Denis smirked and asked whether Oleg had become a home chef. Oleg looked at me, then at his mother, and said that Larisa cooked perfectly well, and that he had blurted out something stupid back then. Vera Semyonovna immediately began hissing that such things should not be said in front of people, but Oleg interrupted her: he had said it in front of people, so he would correct it in front of people too. Denis fell silent, and I simply tasted a piece and said it was a bit too salty. Oleg nodded and did not argue.
A month later, everything looked different in the banking app. Not a single ruble had gone from my card to delivery. Utility bills were split equally, groceries were paid for by agreement, and I deleted the old delivery account completely. I created a new one only for myself: without other people’s devices, without automatic payment, and without “just in case” family access.
Oleg tried a couple more times to joke about my inner financial director, but he quickly realized those jokes no longer worked. Vera Semyonovna started coming over less often. When she did come, she brought something herself instead of an empty bag for containers. Once, she even asked how she could help in the kitchen. I gave her a cutting board and vegetables. We did not become close, but at least that day she did not explain to me how to feed her son with my money.
At the end of the month, Oleg printed out the expense table himself and placed it next to my folder. I checked the amounts: everything matched. He sat opposite me and said he had gotten used to me covering everything. Then he added that he had not noticed how much was actually on my shoulders. I corrected him: he had noticed, it had just been convenient for him. Oleg wanted to argue, but stopped and admitted that it was true.

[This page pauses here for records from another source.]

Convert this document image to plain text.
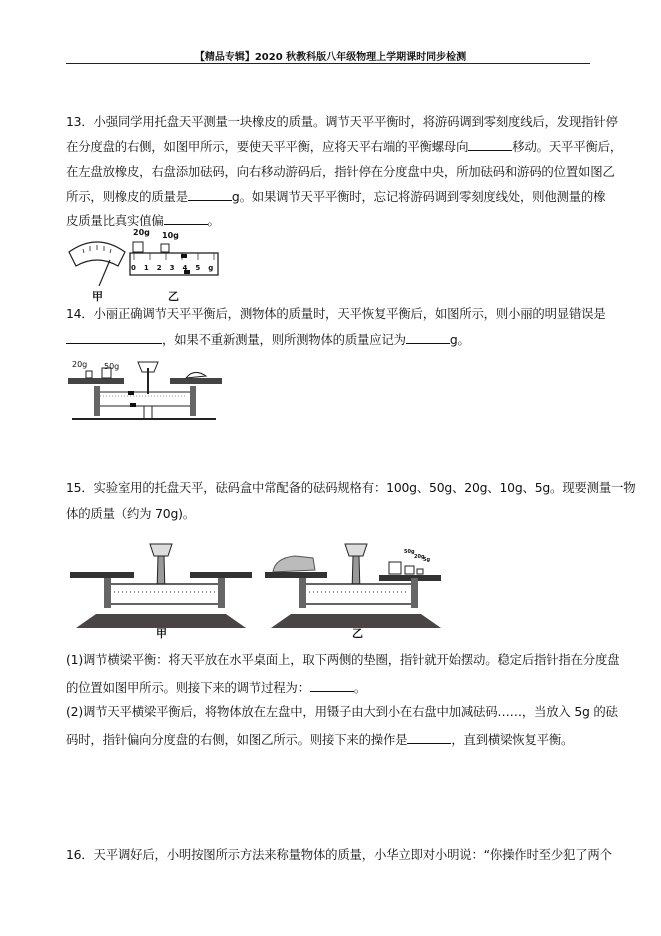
【精品专辑】2020 秋教科版八年级物理上学期课时同步检测
13．小强同学用托盘天平测量一块橡皮的质量。调节天平平衡时，将游码调到零刻度线后，发现指针停
在分度盘的右侧，如图甲所示，要使天平平衡，应将天平右端的平衡螺母向	移动。天平平衡后，
在左盘放橡皮，右盘添加砝码，向右移动游码后，指针停在分度盘中央，所加砝码和游码的位置如图乙
所示，则橡皮的质量是	g。如果调节天平平衡时，忘记将游码调到零刻度线处，则他测量的橡
皮质量比真实值偏	。
14．小丽正确调节天平平衡后，测物体的质量时，天平恢复平衡后，如图所示，则小丽的明显错误是
，如果不重新测量，则所测物体的质量应记为	g。
15．实验室用的托盘天平，砝码盒中常配备的砝码规格有：100g、50g、20g、10g、5g。现要测量一物
体的质量（约为 70g)。
(1)调节横梁平衡：将天平放在水平桌面上，取下两侧的垫圈，指针就开始摆动。稳定后指针指在分度盘
的位置如图甲所示。则接下来的调节过程为：	。
(2)调节天平横梁平衡后，将物体放在左盘中，用镊子由大到小在右盘中加减砝码……，当放入 5g 的砝
码时，指针偏向分度盘的右侧，如图乙所示。则接下来的操作是	，直到横梁恢复平衡。
16．天平调好后，小明按图所示方法来称量物体的质量，小华立即对小明说：“你操作时至少犯了两个
20g 10g
012345g
甲	乙
20g 50g
50g
20g
5g
甲	乙
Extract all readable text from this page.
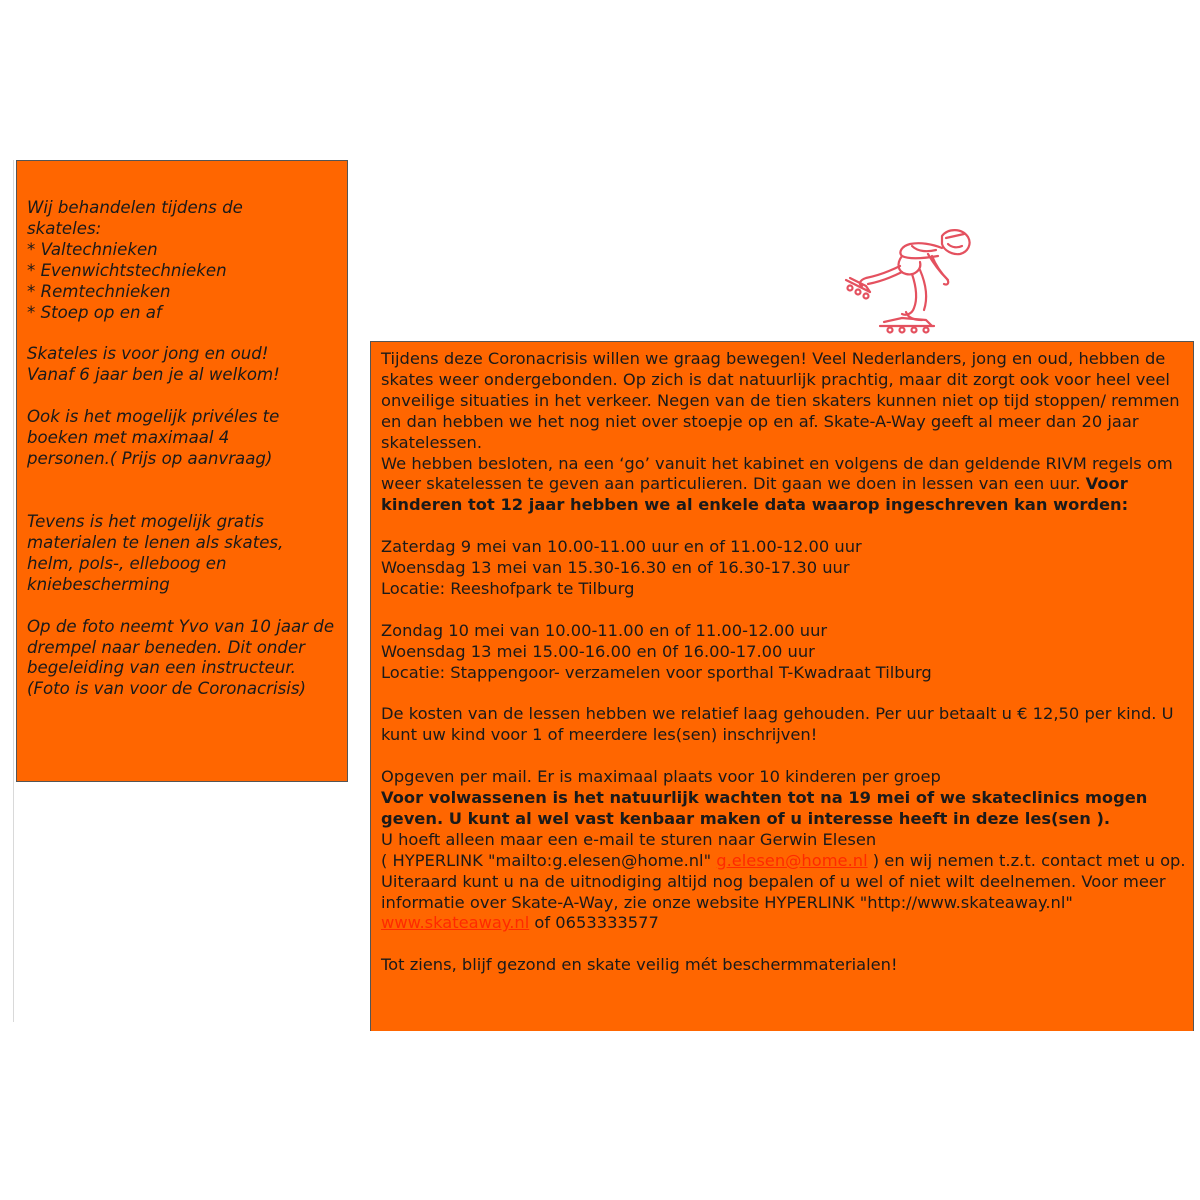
Wij behandelen tijdens de skateles:

* Valtechnieken

* Evenwichtstechnieken

* Remtechnieken

* Stoep op en af

Skateles is voor jong en oud!

Vanaf 6 jaar ben je al welkom!

Ook is het mogelijk privéles te boeken met maximaal 4 personen.( Prijs op aanvraag)

Tevens is het mogelijk gratis materialen te lenen als skates, helm, pols-, elleboog en kniebescherming

Op de foto neemt Yvo van 10 jaar de drempel naar beneden. Dit onder begeleiding van een instructeur. (Foto is van voor de Coronacrisis)

Tijdens deze Coronacrisis willen we graag bewegen! Veel Nederlanders, jong en oud, hebben de skates weer ondergebonden. Op zich is dat natuurlijk prachtig, maar dit zorgt ook voor heel veel onveilige situaties in het verkeer. Negen van de tien skaters kunnen niet op tijd stoppen/ remmen en dan hebben we het nog niet over stoepje op en af. Skate-A-Way geeft al meer dan 20 jaar skatelessen.

We hebben besloten, na een ‘go’ vanuit het kabinet en volgens de dan geldende RIVM regels om weer skatelessen te geven aan particulieren. Dit gaan we doen in lessen van een uur. Voor kinderen tot 12 jaar hebben we al enkele data waarop ingeschreven kan worden:

Zaterdag 9 mei van 10.00-11.00 uur en of 11.00-12.00 uur

Woensdag 13 mei van 15.30-16.30 en of 16.30-17.30 uur

Locatie: Reeshofpark te Tilburg

Zondag 10 mei van 10.00-11.00 en of 11.00-12.00 uur

Woensdag 13 mei 15.00-16.00 en 0f 16.00-17.00 uur

Locatie: Stappengoor- verzamelen voor sporthal T-Kwadraat Tilburg

De kosten van de lessen hebben we relatief laag gehouden. Per uur betaalt u € 12,50 per kind. U kunt uw kind voor 1 of meerdere les(sen) inschrijven!

Opgeven per mail. Er is maximaal plaats voor 10 kinderen per groep

Voor volwassenen is het natuurlijk wachten tot na 19 mei of we skateclinics mogen geven. U kunt al wel vast kenbaar maken of u interesse heeft in deze les(sen ).

U hoeft alleen maar een e-mail te sturen naar Gerwin Elesen

( HYPERLINK "mailto:g.elesen@home.nl" g.elesen@home.nl ) en wij nemen t.z.t. contact met u op. Uiteraard kunt u na de uitnodiging altijd nog bepalen of u wel of niet wilt deelnemen. Voor meer informatie over Skate-A-Way, zie onze website HYPERLINK "http://www.skateaway.nl" www.skateaway.nl of 0653333577

Tot ziens, blijf gezond en skate veilig mét beschermmaterialen!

That evening, I cleaned out the kitchen cabinet. I threw away old plastic lids without containers, delivery flyers, and magnets with promo codes. On the freed-up shelf, I placed my work containers, grains, and a small box with bank documents. The card was in my wallet, and only I had access to it.
The next day, Oleg asked what we were having for dinner. I answered that I was having turkey with vegetables, and he had a choice: join me without comments or order something for himself. He sat down at the table and said he would join me. Before dinner, he transferred money for groceries for the week in advance.